Die Commerzbank versucht mit allen Mitteln, sich gegen die drohende Übernahme durch Unicredit zu wehren. In seiner Not rief der Betriebsrat sogar die Staatsanwaltschaft an – doch die sieht offenbar keinen Anlass einzugreifen.
Im Übernahmekampf zwischen Commerzbank und Unicredit hat sich der Verdacht der Marktmanipulation gegen die italienische Großbank nicht erhärtet. Damit muss der Gesamtbetriebsrat der Commerzbank, der die Justiz eingeschaltet und eine Anzeige gegen unbekannt gestellt hatte, eine Niederlage hinnehmen. Die Staatsanwaltschaft Frankfurt habe mitgeteilt, dass sie in der Sache kein Ermittlungsverfahren aufnehmen werde, sagte der Vorsitzende des Gesamt- und Konzernbetriebsrats, Sascha Uebel, der Deutschen Presse-Agentur.
Die Staatsanwaltschaft Frankfurt bestätigte das. Nach Abschluss des Prüfverfahrens habe man die Einleitung eines Ermittlungsverfahrens abgelehnt, „da zureichende tatsächliche Anhaltspunkte für das Vorliegen einer Straftat nicht festgestellt werden konnten“, teilte ein Sprecher mit. Weitere Angaben könnten wegen des „noch nicht abgeschlossenen Übernahmeprozesses und damit einhergehender etwaiger Kursbeeinflussungen“ nicht gemacht werden.
Commerzbank bezweifelt Angaben der Unicredit
Der Gesamtbetriebsrat hatte Zweifel daran, dass die Unicredit mit ihrem Übernahmeangebot tatsächlich regelmäßig Commerzbank-Aktien angedient bekam, obwohl die Offerte der Italiener lange Zeit unter dem Börsenkurs der Commerzbank lag und Investoren ihre Anteile normalerweise erst kurz vor Fristende übertragen. Der Gesamtbetriebsrat um Uebel warf der Unicredit deshalb irreführende Angaben vor. Der Vorwurf war schwerwiegend: Marktmanipulation ist in Deutschland eine Straftat.
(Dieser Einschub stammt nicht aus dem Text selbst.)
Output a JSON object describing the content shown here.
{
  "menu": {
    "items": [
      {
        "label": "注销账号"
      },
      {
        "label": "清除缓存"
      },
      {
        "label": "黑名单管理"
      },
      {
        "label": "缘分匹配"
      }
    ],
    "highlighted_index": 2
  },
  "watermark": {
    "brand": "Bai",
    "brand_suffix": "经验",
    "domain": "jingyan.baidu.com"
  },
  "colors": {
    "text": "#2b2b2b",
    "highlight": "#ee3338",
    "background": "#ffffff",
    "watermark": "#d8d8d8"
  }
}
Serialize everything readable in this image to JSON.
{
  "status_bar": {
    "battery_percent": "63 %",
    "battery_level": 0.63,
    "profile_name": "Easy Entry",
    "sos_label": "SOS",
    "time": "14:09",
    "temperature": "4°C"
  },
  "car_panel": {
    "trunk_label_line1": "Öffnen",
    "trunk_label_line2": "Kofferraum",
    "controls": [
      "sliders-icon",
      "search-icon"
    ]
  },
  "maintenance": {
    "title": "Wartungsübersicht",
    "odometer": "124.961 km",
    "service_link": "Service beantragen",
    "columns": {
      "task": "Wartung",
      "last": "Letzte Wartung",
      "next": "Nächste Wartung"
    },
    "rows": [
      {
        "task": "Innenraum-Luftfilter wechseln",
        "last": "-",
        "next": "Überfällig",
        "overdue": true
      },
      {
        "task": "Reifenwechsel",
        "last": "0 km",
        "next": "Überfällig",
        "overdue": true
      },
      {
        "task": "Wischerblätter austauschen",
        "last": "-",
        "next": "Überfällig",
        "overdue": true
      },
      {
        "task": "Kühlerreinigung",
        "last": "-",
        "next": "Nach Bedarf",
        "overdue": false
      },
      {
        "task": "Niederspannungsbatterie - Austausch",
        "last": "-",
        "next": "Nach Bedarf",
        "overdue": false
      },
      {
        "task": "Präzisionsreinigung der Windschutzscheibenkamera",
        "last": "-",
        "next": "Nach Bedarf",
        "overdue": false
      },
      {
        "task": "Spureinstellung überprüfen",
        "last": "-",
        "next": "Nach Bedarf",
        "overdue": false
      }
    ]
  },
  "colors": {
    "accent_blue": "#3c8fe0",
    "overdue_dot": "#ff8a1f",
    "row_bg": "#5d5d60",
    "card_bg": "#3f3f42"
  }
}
Unicredit hatte am Mittwoch bekanntgegeben, dass sie sich mit ihrem Übernahmeangebot mehr als 47 Prozent an der Commerzbank gesichert hat, dabei sind Finanzinstrumente eingerechnet. An einer Mehrheit schrammten die Italiener damit nur knapp vorbei. De facto hat Unicredit aber auch mit diesem Anteil bereits das Sagen in Frankfurt.
Auch die Commerzbank-Führung hatte immer wieder die Angaben von Unicredit kritisiert und die Finanzaufsicht BaFin eingeschaltet. Auch am Mittwoch äußerte sie weiterhin Zweifel. Nach ihren Informationen belaufe sich die Summe der von Profi- und Privatanlegern angedienten Aktien auf weniger als zwei Prozent. „Die angedienten Aktien stammen überwiegend von mit der Unicredit verbundenen Banken und Parteien“, schrieb die Commerzbank. Es sei weiterhin nicht transparent, wie stark geliehene Aktien angedient und welche Absicherungsvereinbarungen getroffen worden seien. Die Unicredit hat die Vorwürfe stets zurückgewiesen.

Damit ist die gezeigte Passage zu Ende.